Menanggapi peluang timnya meraih Scudetto, Pelatih Inter Milan, Cristian Chivu, memilih untuk fokus pada target jangka pendek terlebih dahulu. "Saya akan mengikuti jejak rekan-rekan saya yang hanya membicarakan tiket Liga Champions. Saya akan mengatakan bahwa kami senang bisa semakin dekat dengan target tersebut," kata Cristian Chivu, sebagaimana dikutip dari sport.detik.com.
Di sisi lain, pertandingan ini juga diwarnai dengan insiden yang kurang menyenangkan di tribun VIP yang ditujukan kepada delegasi tim tamu. Manajemen Como 1907 secara terbuka menyatakan kekecewaan atas perilaku oknum penonton tersebut.

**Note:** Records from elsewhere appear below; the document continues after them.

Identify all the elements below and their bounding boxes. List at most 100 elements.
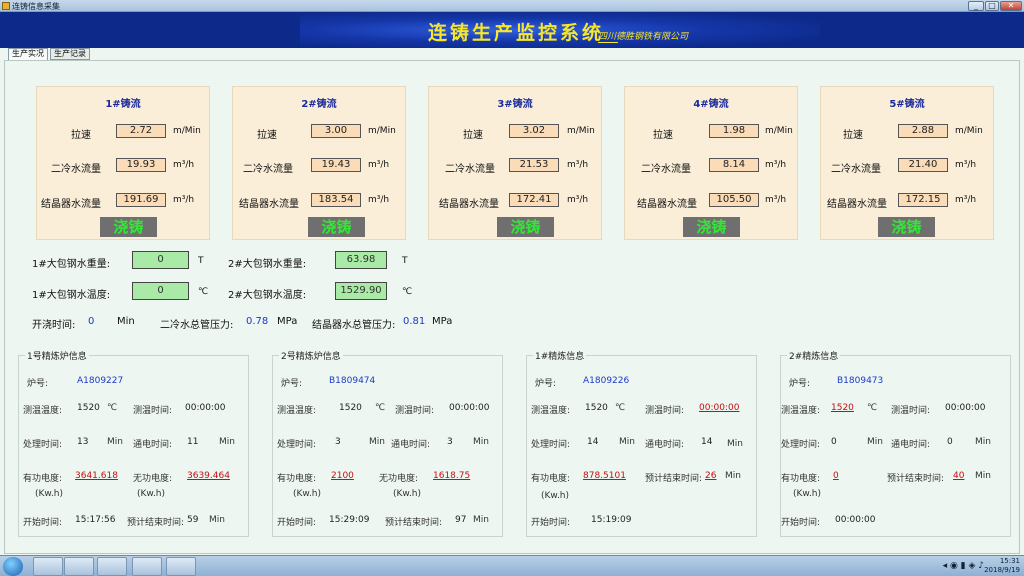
temp-value: 1520 (585, 403, 608, 413)
active-unit: (Kw.h) (793, 489, 822, 499)
secondary-pressure-unit: MPa (277, 316, 298, 327)
heat-label: 炉号: (535, 379, 557, 389)
ladle2-weight-value: 63.98 (335, 251, 387, 269)
reactive-label: 无功电度: (133, 474, 173, 484)
flow2-unit: m³/h (368, 160, 390, 170)
meas-time-value: 00:00:00 (449, 403, 490, 413)
strand-title: 3#铸流 (497, 99, 533, 110)
clock[interactable]: 15:31 2018/9/19 (984, 557, 1020, 575)
flow2-label: 二冷水流量 (243, 164, 293, 175)
power-value: 14 (701, 437, 713, 447)
app-task-icon[interactable] (166, 557, 196, 576)
flow3-unit: m³/h (567, 195, 589, 205)
close-button[interactable]: ✕ (1000, 1, 1022, 11)
ladle2-temp-value: 1529.90 (335, 282, 387, 300)
active-label: 有功电度: (277, 474, 317, 484)
tab-live[interactable]: 生产实况 (8, 48, 48, 60)
temp-label: 测温温度: (277, 406, 317, 416)
proc-unit: Min (867, 437, 883, 447)
power-unit: Min (219, 437, 235, 447)
flow3-value: 172.41 (509, 193, 559, 207)
speed-unit: m/Min (955, 126, 983, 136)
heat-number: A1809226 (583, 376, 630, 386)
flow3-value: 105.50 (709, 193, 759, 207)
flow2-label: 二冷水流量 (641, 164, 691, 175)
remain-label: 预计结束时间: (127, 518, 185, 528)
flow3-value: 172.15 (898, 193, 948, 207)
maximize-button[interactable]: □ (985, 1, 999, 11)
reactive-label: 无功电度: (379, 474, 419, 484)
flow3-value: 183.54 (311, 193, 361, 207)
start-button[interactable] (3, 557, 23, 576)
window-icon[interactable] (132, 557, 162, 576)
speed-label: 拉速 (257, 130, 277, 141)
flow2-label: 二冷水流量 (445, 164, 495, 175)
speed-unit: m/Min (173, 126, 201, 136)
flow3-unit: m³/h (173, 195, 195, 205)
active-value: 0 (833, 471, 839, 481)
speed-value: 1.98 (709, 124, 759, 138)
temp-value: 1520 (77, 403, 100, 413)
active-label: 有功电度: (23, 474, 63, 484)
meas-time-label: 测温时间: (891, 406, 931, 416)
temp-label: 测温温度: (23, 406, 63, 416)
explorer-icon[interactable] (64, 557, 94, 576)
meas-time-value: 00:00:00 (185, 403, 226, 413)
strand-title: 5#铸流 (889, 99, 925, 110)
minimize-button[interactable]: _ (968, 1, 984, 11)
ladle2-weight-unit: T (402, 256, 408, 266)
pour-time-value: 0 (88, 316, 95, 327)
flow2-value: 21.40 (898, 158, 948, 172)
flow2-unit: m³/h (765, 160, 787, 170)
flow3-label: 结晶器水流量 (827, 199, 887, 210)
proc-label: 处理时间: (781, 440, 821, 450)
speed-label: 拉速 (71, 130, 91, 141)
system-tray[interactable]: ◂ ◉ ▮ ◈ ♪ (943, 561, 984, 571)
flow2-value: 19.43 (311, 158, 361, 172)
company-name: 四川德胜钢铁有限公司 (598, 32, 689, 42)
group-title: 1号精炼炉信息 (25, 349, 89, 362)
tool-icon[interactable] (97, 557, 127, 576)
ladle1-temp-unit: ℃ (198, 287, 209, 297)
app-icon (2, 2, 10, 10)
ladle2-weight-label: 2#大包钢水重量: (228, 259, 307, 270)
reactive-value: 3639.464 (187, 471, 230, 481)
flow3-unit: m³/h (368, 195, 390, 205)
flow3-label: 结晶器水流量 (637, 199, 697, 210)
remain-unit: Min (725, 471, 741, 481)
meas-time-label: 测温时间: (645, 406, 685, 416)
remain-value: 40 (953, 471, 965, 481)
ladle1-temp-label: 1#大包钢水温度: (32, 290, 111, 301)
power-unit: Min (975, 437, 991, 447)
heat-label: 炉号: (27, 379, 49, 389)
cast-status: 浇铸 (100, 217, 157, 237)
flow2-label: 二冷水流量 (51, 164, 101, 175)
active-label: 有功电度: (781, 474, 821, 484)
proc-label: 处理时间: (277, 440, 317, 450)
proc-value: 3 (335, 437, 341, 447)
meas-time-label: 测温时间: (133, 406, 173, 416)
cast-status: 浇铸 (497, 217, 554, 237)
secondary-pressure-value: 0.78 (246, 316, 269, 327)
flow2-value: 21.53 (509, 158, 559, 172)
active-unit: (Kw.h) (35, 489, 64, 499)
flow2-unit: m³/h (955, 160, 977, 170)
speed-label: 拉速 (653, 130, 673, 141)
tab-records[interactable]: 生产记录 (50, 48, 90, 60)
start-value: 00:00:00 (835, 515, 876, 525)
speed-unit: m/Min (368, 126, 396, 136)
power-label: 通电时间: (391, 440, 431, 450)
ladle1-temp-value: 0 (132, 282, 189, 300)
active-unit: (Kw.h) (293, 489, 322, 499)
furnace-group-4: 2#精炼信息 炉号: B1809473 测温温度: 1520 ℃ 测温时间: 0… (780, 349, 1011, 537)
speed-value: 3.02 (509, 124, 559, 138)
flow3-unit: m³/h (765, 195, 787, 205)
flow3-label: 结晶器水流量 (439, 199, 499, 210)
meas-time-label: 测温时间: (395, 406, 435, 416)
flow2-value: 19.93 (116, 158, 166, 172)
reactive-unit: (Kw.h) (393, 489, 422, 499)
ie-icon[interactable] (33, 557, 63, 576)
furnace-group-2: 2号精炼炉信息 炉号: B1809474 测温温度: 1520 ℃ 测温时间: … (272, 349, 503, 537)
strand-panel-5: 5#铸流 拉速 2.88 m/Min 二冷水流量 21.40 m³/h 结晶器水… (820, 86, 994, 240)
strand-panel-1: 1#铸流 拉速 2.72 m/Min 二冷水流量 19.93 m³/h 结晶器水… (36, 86, 210, 240)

Perwakilan manajemen Como 1907, Mirwan Suwarso, memberikan pernyataan tegas mengenai insiden tersebut. "Martabat ini harus melampaui batas lapangan, mencakup lawan kami, para pendukung mereka, dan terutama para pejabat serta perwakilan mereka," tegas Mirwan Suwarso, melalui unggahan media sosialnya yang dilansir bola.kompas.com.